Both Monton and Jenkins argue that physicists generally agree with this sentiment. Consequently, those who favor the God hypothesis have to rely on more than just fine-tuning evidence. Instead of simply using anthropic reasoning, these proponents of the God hypothesis draw from other areas of physics to argue for the existence of God. Perhaps the most well known proponent of the God hypothesis within the physics community is Frank Tipler, a mathematical physicist at Tulane University and co-author of The Anthropic Cosmological Principle.
In his book, Tipler distinguishes between the weak anthropic principle and the final anthropic principle. The weak version typically states that given that life is here, the universe must have properties that support life. The final anthropic principle is much stronger and states that intelligent beings must come into existence in the universe; once they come into existence, they cannot go out of existence.
“Most physicists are concerned with the weak anthropic principle,” said Tipler. “However, the final anthropic principle implies that humans are essential; it’s more controversial.”
Tipler uses fine-tuning evidence for his argument, but he also draws from thermodynamics, quantum mechanics and special relativity.
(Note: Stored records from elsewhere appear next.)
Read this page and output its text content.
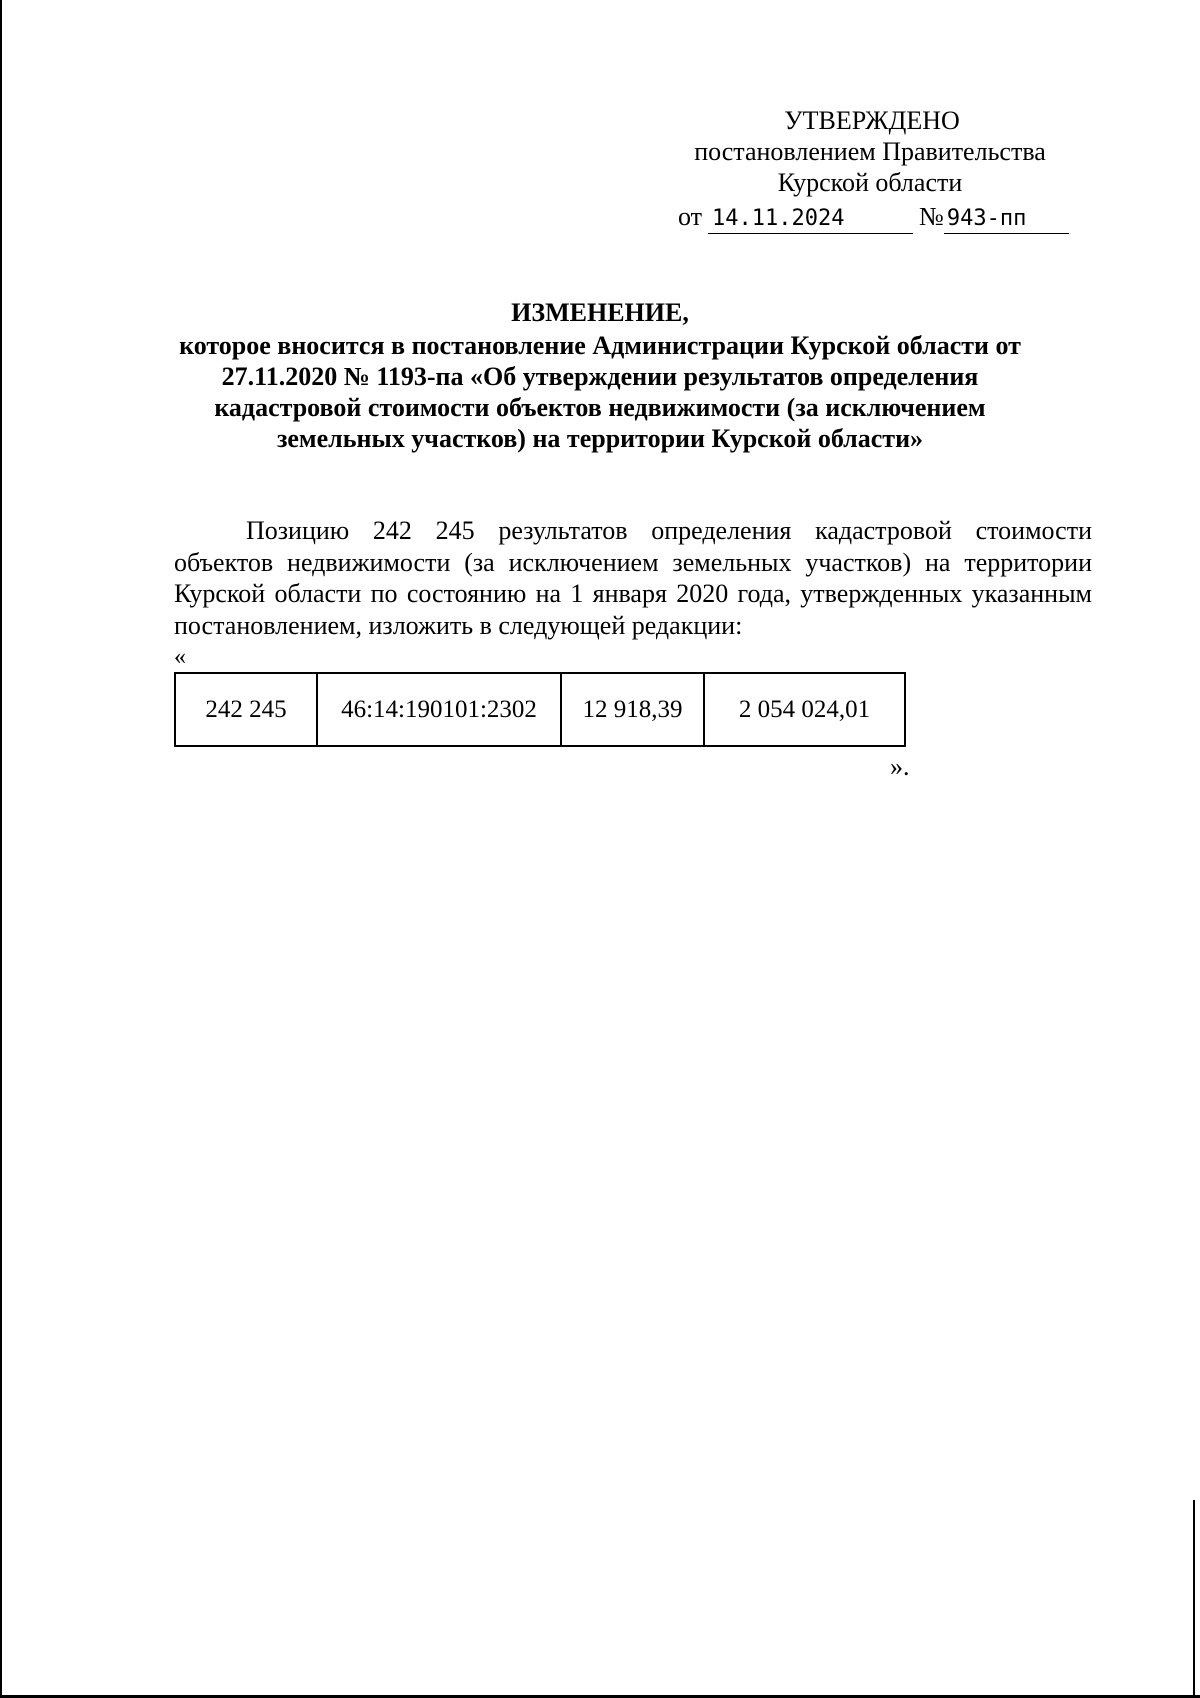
УТВЕРЖДЕНО
постановлением Правительства
Курской области
от 14.11.2024	№ 943-пп
ИЗМЕНЕНИЕ,
которое вносится в постановление Администрации Курской области от
27.11.2020 № 1193-па «Об утверждении результатов определения
кадастровой стоимости объектов недвижимости (за исключением
земельных участков) на территории Курской области»
Позицию 242 245 результатов определения кадастровой стоимости объектов недвижимости (за исключением земельных участков) на территории Курской области по состоянию на 1 января 2020 года, утвержденных указанным постановлением, изложить в следующей редакции:
«
242 245	46:14:190101:2302	12 918,39	2 054 024,01
».
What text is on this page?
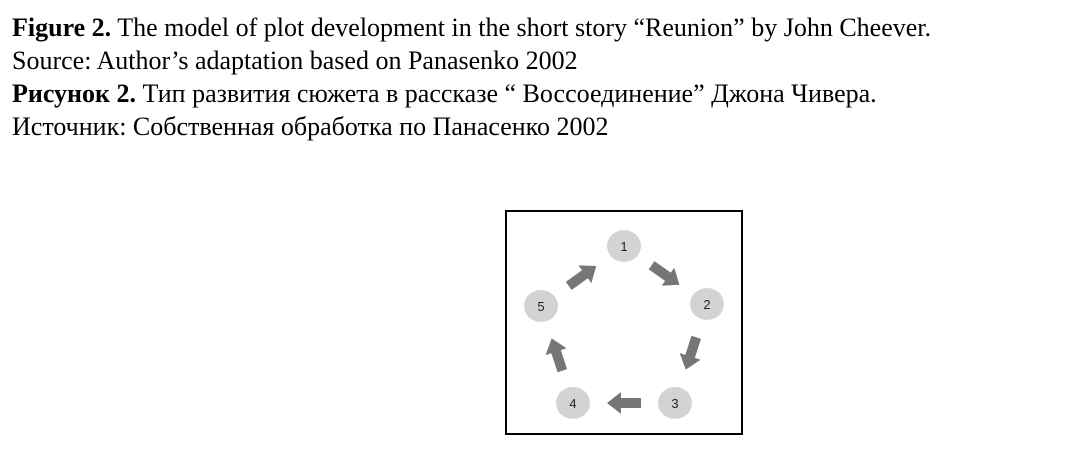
Figure 2. The model of plot development in the short story “Reunion” by John Cheever.
Source: Author’s adaptation based on Panasenko 2002
Рисунок 2. Тип развития сюжета в рассказе “ Воссоединение” Джона Чивера.
Источник: Собственная обработка по Панасенко 2002
1
2
3
4
5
Although the principle relies on a variety of physical theories for support, anthropic reasoning forms the crux of the argument. From this principle, Tipler argues that the universe was designed to have life-sustaining properties by a creator, namely God.
Most physicists, however, remain unconvinced by Tipler's argument. Instead, a large majority of physicists try to keep God out of their explanations because they think religion lies outside the realm of science. The multiverse reasoning doesn’t explicitly deny God’s existence but simply sidesteps the issue.
“A lot of physicists don’t endorse the fine-tuning argument because it’s so controversial,” said Monton.
Despite the small amount of support for these design arguments in physics and philosophy academic circles, political organizations supporting intelligent design, such as the Discovery Institute, have yet to use them.
“These groups really only focus on biology-based arguments, but the fine-tuning argument is really interesting,” said Monton. “People take it seriously, and I don’t know why [these groups] aren’t latching themselves onto it.”
Fine-tuning arguments suggest that science and religion may be more intertwined than previously thought. Although these arguments have yet to truly enter the public arena, scientists and philosophers alike continue to fervently debate the topic. Meanwhile, researchers continue to search for evidence of finely-tuned properties of our universe, reminding us that the smallest of particles can raise some of the universe’s biggest questions.